Et maintenant l'Ukraine ?

L'attitude des Russes a, évidemment, immédiatement été condamnée par l'Occident. Si les Etats-Unis ont jugé « inacceptable » la décision de Medvedev, la France l'a elle aussi « condamné fermement ». Bernard Kouchner, ministre des Affaires Etrangères, a évoqué une « épuration ethnique » et accusé la Russie de s'être placée « hors la loi internationale », tout en ayant « d'autres objectifs », après l'Ossétie du sud et l'Abkhazie, dont « la Crimée, l'Ukraine, la Moldavie ».

Les enjeux de l'énergie

Autrement dit, les tensions entre d'une part les USA et l'Union Européenne et d'autre part la Russie n'ont jamais été aussi vives depuis la chute du mur de Berlin.
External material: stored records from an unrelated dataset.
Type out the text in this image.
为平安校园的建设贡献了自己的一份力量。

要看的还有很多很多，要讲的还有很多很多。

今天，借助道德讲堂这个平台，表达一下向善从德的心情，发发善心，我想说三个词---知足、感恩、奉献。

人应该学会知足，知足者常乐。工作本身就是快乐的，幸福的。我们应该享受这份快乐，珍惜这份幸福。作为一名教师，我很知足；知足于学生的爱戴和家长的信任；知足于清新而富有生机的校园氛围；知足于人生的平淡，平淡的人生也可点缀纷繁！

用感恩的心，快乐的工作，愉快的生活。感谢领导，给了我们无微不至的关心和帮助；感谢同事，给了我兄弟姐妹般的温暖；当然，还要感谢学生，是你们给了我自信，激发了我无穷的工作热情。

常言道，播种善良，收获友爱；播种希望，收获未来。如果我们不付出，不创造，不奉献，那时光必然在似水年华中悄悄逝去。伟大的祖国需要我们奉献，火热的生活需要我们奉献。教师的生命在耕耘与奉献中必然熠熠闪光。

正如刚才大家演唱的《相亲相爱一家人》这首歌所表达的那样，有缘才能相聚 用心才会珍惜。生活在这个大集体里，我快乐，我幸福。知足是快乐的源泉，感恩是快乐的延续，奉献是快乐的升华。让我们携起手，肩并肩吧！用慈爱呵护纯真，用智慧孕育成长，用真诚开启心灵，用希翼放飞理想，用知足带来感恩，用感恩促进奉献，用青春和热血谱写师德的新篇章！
Les républiques de l'ex-URSS sont en effet le terrain d'une lutte acharnée : les Etats-Unis y installent des bases militaires, l'UE souhaite les intégrer et la Russie veut les faire revenir dans son giron. Il est à noter que l'Europe est fortement dépendante de la Russie d'un point de vue énergétique (gaz et pétrole), mais qu'il est « très peu probable », selon Jean-Marie Chevalier, professeur de Sciences économiques à l'Université Paris Dauphine, que la Russie coupe ses relations commerciales avec l'UE car « cela n'irait dans le sens des intérêts de personne ».
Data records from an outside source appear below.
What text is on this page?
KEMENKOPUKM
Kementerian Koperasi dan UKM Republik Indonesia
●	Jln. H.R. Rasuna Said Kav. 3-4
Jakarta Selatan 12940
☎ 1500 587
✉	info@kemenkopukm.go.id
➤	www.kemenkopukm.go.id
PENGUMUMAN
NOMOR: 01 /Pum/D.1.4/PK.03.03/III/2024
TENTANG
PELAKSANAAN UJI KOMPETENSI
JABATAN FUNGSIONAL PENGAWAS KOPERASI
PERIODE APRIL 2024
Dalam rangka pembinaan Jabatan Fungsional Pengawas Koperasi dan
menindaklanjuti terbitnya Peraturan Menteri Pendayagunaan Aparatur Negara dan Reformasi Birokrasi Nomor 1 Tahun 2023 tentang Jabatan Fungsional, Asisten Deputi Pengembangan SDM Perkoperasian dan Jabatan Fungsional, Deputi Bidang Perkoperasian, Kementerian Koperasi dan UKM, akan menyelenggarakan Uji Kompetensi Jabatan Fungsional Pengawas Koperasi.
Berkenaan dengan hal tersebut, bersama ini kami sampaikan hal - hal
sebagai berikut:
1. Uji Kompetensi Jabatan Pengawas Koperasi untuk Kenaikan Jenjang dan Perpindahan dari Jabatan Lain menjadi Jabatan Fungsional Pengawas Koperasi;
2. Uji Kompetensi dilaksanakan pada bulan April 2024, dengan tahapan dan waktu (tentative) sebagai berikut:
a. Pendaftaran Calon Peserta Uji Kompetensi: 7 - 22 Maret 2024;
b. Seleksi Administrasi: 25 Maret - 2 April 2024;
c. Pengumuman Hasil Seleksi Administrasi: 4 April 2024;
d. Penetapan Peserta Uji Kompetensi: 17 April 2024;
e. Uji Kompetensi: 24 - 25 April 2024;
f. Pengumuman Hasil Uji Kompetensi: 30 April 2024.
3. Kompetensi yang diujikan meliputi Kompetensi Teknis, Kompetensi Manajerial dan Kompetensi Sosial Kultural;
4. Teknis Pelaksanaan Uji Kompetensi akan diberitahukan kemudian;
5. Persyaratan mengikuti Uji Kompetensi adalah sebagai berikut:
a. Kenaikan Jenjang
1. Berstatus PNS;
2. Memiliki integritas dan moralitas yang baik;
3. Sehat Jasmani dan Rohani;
La Chine entrera-t-elle dans le jeu ?

Dans les jours qui viennent, Medvedev devrait se rapprocher de la Chine pour éviter d'être isolé sur la scène internationale. De son côté, l'Union Européenne a prévu une réunion extraordinaire lundi 1er septembre pour statuer sur une réponse à apporter à l'attitude de Moscou. Enfin, les Etats-Unis ont renforcé leur présence « humanitaire » dans la Mer Noire, créant de possibles points de tensions dans les ports géorgiens de Batoumi et Poti avec les forces russes. Mais le Kremlin compte sur les élections américaines pour éviter l'affrontement.